Another direction would be to make the fluid flow more realistic. The program was initially written to simulate various cases simulating the convection of material in the earth's mantle, i.e. the zone between the outer earth core and the solid earth crust: there, material is heated from below and cooled from above, leading to thermal convection. The physics of this fluid are much more complicated than shown in this program, however: The viscosity of mantle material is strongly dependent on the temperature, i.e. \(\eta=\eta(T)\), with the dependency frequently modeled as a viscosity that is reduced exponentially with rising temperature.
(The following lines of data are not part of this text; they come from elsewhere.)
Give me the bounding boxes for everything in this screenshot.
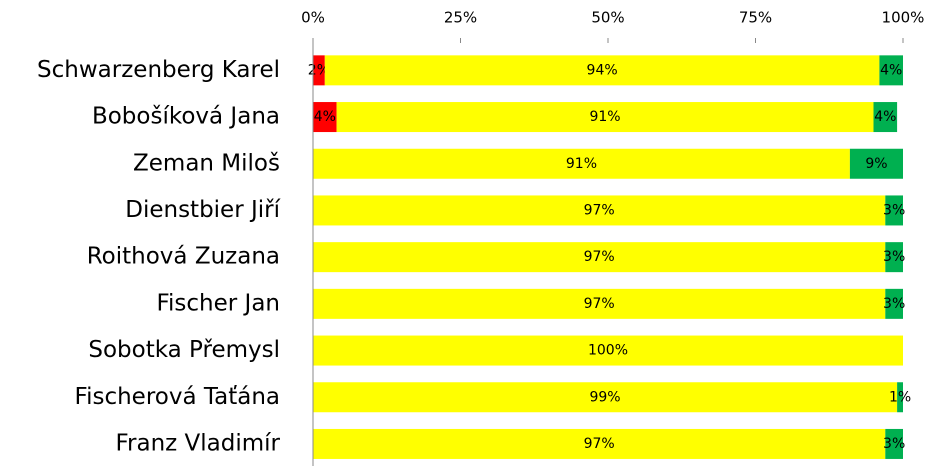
data-label: 4% — [314, 109, 336, 125]
data-label: 94% — [587, 62, 618, 78]
category-label: Fischer Jan — [156, 290, 280, 316]
bar-segment — [885, 195, 903, 226]
category-label: Roithová Zuzana — [87, 244, 280, 270]
bar-segment — [313, 288, 886, 319]
bar-segment — [324, 55, 880, 86]
bar-segment — [849, 148, 903, 179]
bar-segment — [885, 428, 903, 459]
bar-segment — [313, 102, 337, 133]
category-label: Zeman Miloš — [133, 150, 280, 176]
category-label: Sobotka Přemysl — [88, 337, 280, 363]
data-label: 3% — [883, 249, 905, 265]
bar-segment — [336, 102, 874, 133]
data-label: 1% — [889, 389, 911, 405]
category-label: Fischerová Taťána — [75, 384, 280, 410]
data-label: 91% — [589, 109, 620, 125]
data-label: 4% — [880, 62, 902, 78]
bar-segment — [885, 288, 903, 319]
data-label: 99% — [589, 389, 620, 405]
data-label: 97% — [584, 202, 615, 218]
x-tick-label: 75% — [739, 9, 772, 27]
x-tick-label: 0% — [301, 9, 325, 27]
data-label: 3% — [883, 296, 905, 312]
bar-segment — [873, 102, 898, 133]
bar-segment — [313, 335, 903, 366]
category-label: Dienstbier Jiří — [125, 197, 280, 223]
bar-segment — [313, 428, 886, 459]
data-label: 4% — [874, 109, 896, 125]
x-tick-label: 25% — [444, 9, 477, 27]
bar-segment — [313, 195, 886, 226]
data-label: 97% — [584, 296, 615, 312]
bar-segment — [885, 242, 903, 273]
category-label: Franz Vladimír — [115, 430, 280, 456]
bar-segment — [313, 242, 886, 273]
x-tick-label: 100% — [882, 9, 925, 27]
bar-segment — [897, 382, 903, 413]
category-label: Schwarzenberg Karel — [37, 57, 280, 83]
x-tick-label: 50% — [591, 9, 624, 27]
bar-segment — [313, 55, 325, 86]
bar-segment — [313, 382, 898, 413]
data-label: 97% — [584, 436, 615, 452]
bar-segment — [313, 148, 850, 179]
bar-segment — [879, 55, 903, 86]
data-label: 97% — [584, 249, 615, 265]
data-label: 3% — [883, 436, 905, 452]
data-label: 91% — [566, 156, 597, 172]
data-label: 3% — [883, 202, 905, 218]
data-label: 100% — [588, 343, 628, 359]
category-label: Bobošíková Jana — [92, 104, 280, 130]
data-label: 9% — [865, 156, 887, 172]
Secondly, much of the dynamics of the mantle is determined by chemical reactions, primarily phase changes of the various crystals that make up the mantle; the buoyancy term on the right hand side of the Stokes equations then depends not only on the temperature, but also on the chemical composition at a given location which is advected by the flow field but also changes as a function of pressure and temperature. We will investigate some of these effects in later tutorial programs as well.